Handelt es sich bei den Elektromotoren um weitgehend bekannte und in anderen Anwendungen – wie zum Beispiel der Bahntechnik – erprobte Technologien, die nun für den Automobilbereich adaptiert werden, stellt die Batterietechnik die Automobilhersteller vor ganz neue Herausforderungen sowohl in technologischer als auch in ökologischer und ökonomischer Hinsicht.

Wesentliche Wettbewerbskriterien batterieelektrisch angetriebener Fahrzeuge sind Reichweite und Ladezeiten. Beide Kriterien sind nicht durch die elektrische Antriebseinheit, sondern ausschließlich durch die Weiterentwicklung der Batterietechnologie beeinflussbar. Und da bewegen sich unsere OEM`s auf technologischem Neuland. Noch beherrschen Batteriehersteller aus Japan, Korea und China mit einem Anteil von 75 Prozent den Weltmarkt. Tesla verfügt in den USA über eine eigene Batterieproduktion und plant, in dem im Bau befindlichen Werk in brandenburgischen Grünheide eine weitere Batterieproduktion zu installieren. VW und Daimler weiten – teilweise mit ausländischen Partnern ihre eigene Batterieproduktion aus. Dennoch ist die Batterieeinheit im Elektrofahrzeug für viele Hersteller nach wie vor ein Kaufteil, das von externen Produzenten bezogen wird. Vergegenwärtigt man sich, dass der Wertschöpfungsanteil der Batterieeinheit am Gesamtfahrzeug bis zu 50 Prozent beträgt, wird die ökonomische Relevanz deutlich. Nur mit eigener intensiver Forschung und Entwicklung an der Batterieeinheit wird es möglich sein, signifikant Kosten zu senken und den Wirkungsgrad in Hinblick auf Ladezeit und Reichweite zu erhöhen und damit dauerhaft international Wettbewerbsfähigkeit der Produkte zu erzeugen.

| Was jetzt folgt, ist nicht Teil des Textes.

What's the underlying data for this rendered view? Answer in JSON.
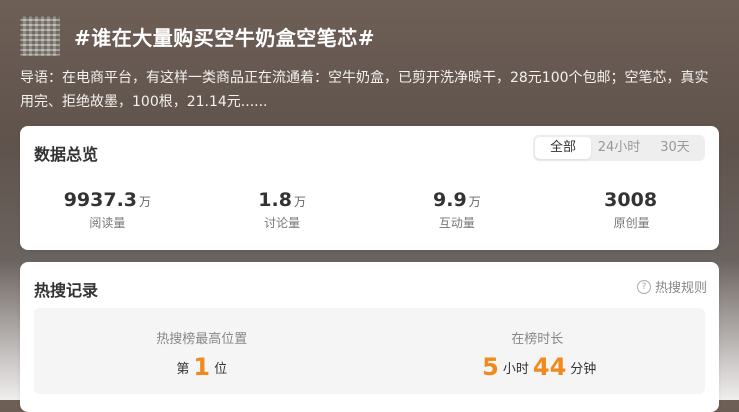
{
  "header": {
    "title": "#谁在大量购买空牛奶盒空笔芯#",
    "intro": "导语：在电商平台，有这样一类商品正在流通着：空牛奶盒，已剪开洗净晾干，28元100个包邮；空笔芯，真实用完、拒绝故墨，100根，21.14元......"
  },
  "overview": {
    "title": "数据总览",
    "tabs": [
      "全部",
      "24小时",
      "30天"
    ],
    "active_tab": "全部",
    "stats": [
      {
        "value": "9937.3",
        "unit": "万",
        "label": "阅读量"
      },
      {
        "value": "1.8",
        "unit": "万",
        "label": "讨论量"
      },
      {
        "value": "9.9",
        "unit": "万",
        "label": "互动量"
      },
      {
        "value": "3008",
        "unit": "",
        "label": "原创量"
      }
    ]
  },
  "hot_search": {
    "title": "热搜记录",
    "rules_label": "热搜规则",
    "peak": {
      "label": "热搜榜最高位置",
      "prefix": "第",
      "value": "1",
      "suffix": "位"
    },
    "duration": {
      "label": "在榜时长",
      "hours": "5",
      "hours_unit": "小时",
      "minutes": "44",
      "minutes_unit": "分钟"
    }
  },
  "colors": {
    "accent": "#f08a1d",
    "header_bg": "#6e5f56"
  }
}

Abhängig vom Grad ihrer Nutzung müssen die heute marktüblichen Lithium-Ionen-Akkus ausgetauscht, entsorgt oder recycelt werden. Ungeklärt, sowohl in technischer als auch gesetzgeberischer Hinsicht ist, wie und in welcher Form dies erfolgen kann oder muss. Angesichts noch nicht ausreichender Mengen zu entsorgenden Materials sind wirtschaftlich sinnvolle Geschäftsmodelle derzeit noch nicht darstellbar. Aber das Problem kommt mit naturwissenschaftlicher Gewissheit auf uns zu und wir müssen darauf vorbereitet sein. Konzepte und regulatorische Vorgaben müssen in Zusammenarbeit mit den OEM`s entwickelt werden, um nicht in einigen Jahren vor unlösbaren Problemen zu stehen und den Ursprungsgedanken bei der Einführung der E-Mobilität, nämlich die Verbesserung der Klimabilanz, ad absurdum zu führen.

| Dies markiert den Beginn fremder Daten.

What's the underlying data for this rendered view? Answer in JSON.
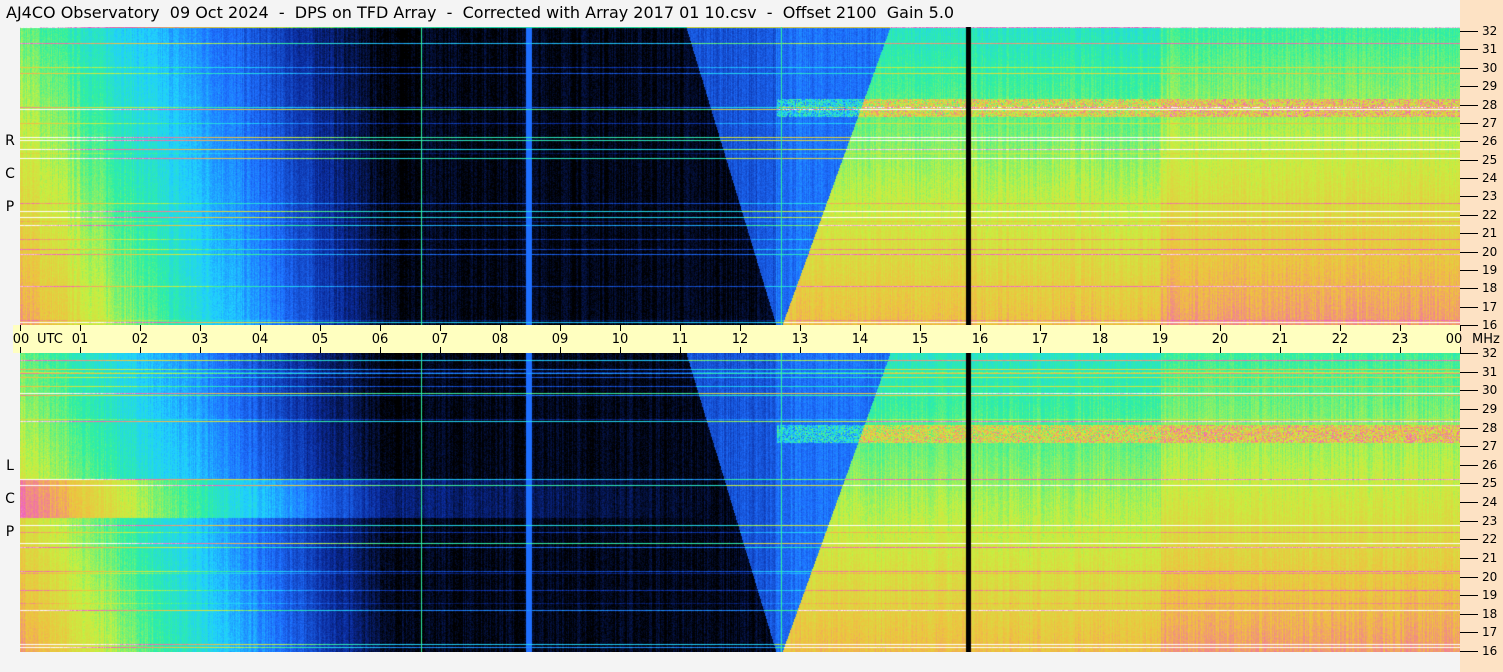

Finales Erfolgskriterium für die batterieelektrische E-Mobilität ist die ausreichende Verfügbarkeit einer Ladeinfrastruktur mit einheitlichen technischen Standards und einem einheitlichen, grenzüberschreitend wirksamen Bezahlsystem. Vom selbst gesteckten Zielwert der Bundesregierung, bis zum Jahr 2030 über eine Million öffentlicher Ladepunkte zu verfügen, sind wir derzeit mit aktuell 32.110 öffentlichen Ladepunkten noch meilenweit entfernt. Die beschlossenen Fördermaßnahmen einschließlich der Zuschüsse für private Ladestationen weisen hier sicherlich in die richtige Richtung. Ob der Ausbau einer herstellerabhängigen Ladeinfrastruktur, wie dies Tesla mit großem Aufwand betreibt, deutliche Effizienzgewinne generiert, darf indes bezweifelt werden.

Der Erfolg des batterieelektrischen E-Antriebs wird sich weiter fortsetzen. In welcher Intensität sich dies vollziehen wird, hängt im Wesentlichen von der Lösung der dargestellten Probleme bei Batterietechnik und Ladeinfrastruktur und weniger von den Modellen unserer Hersteller ab.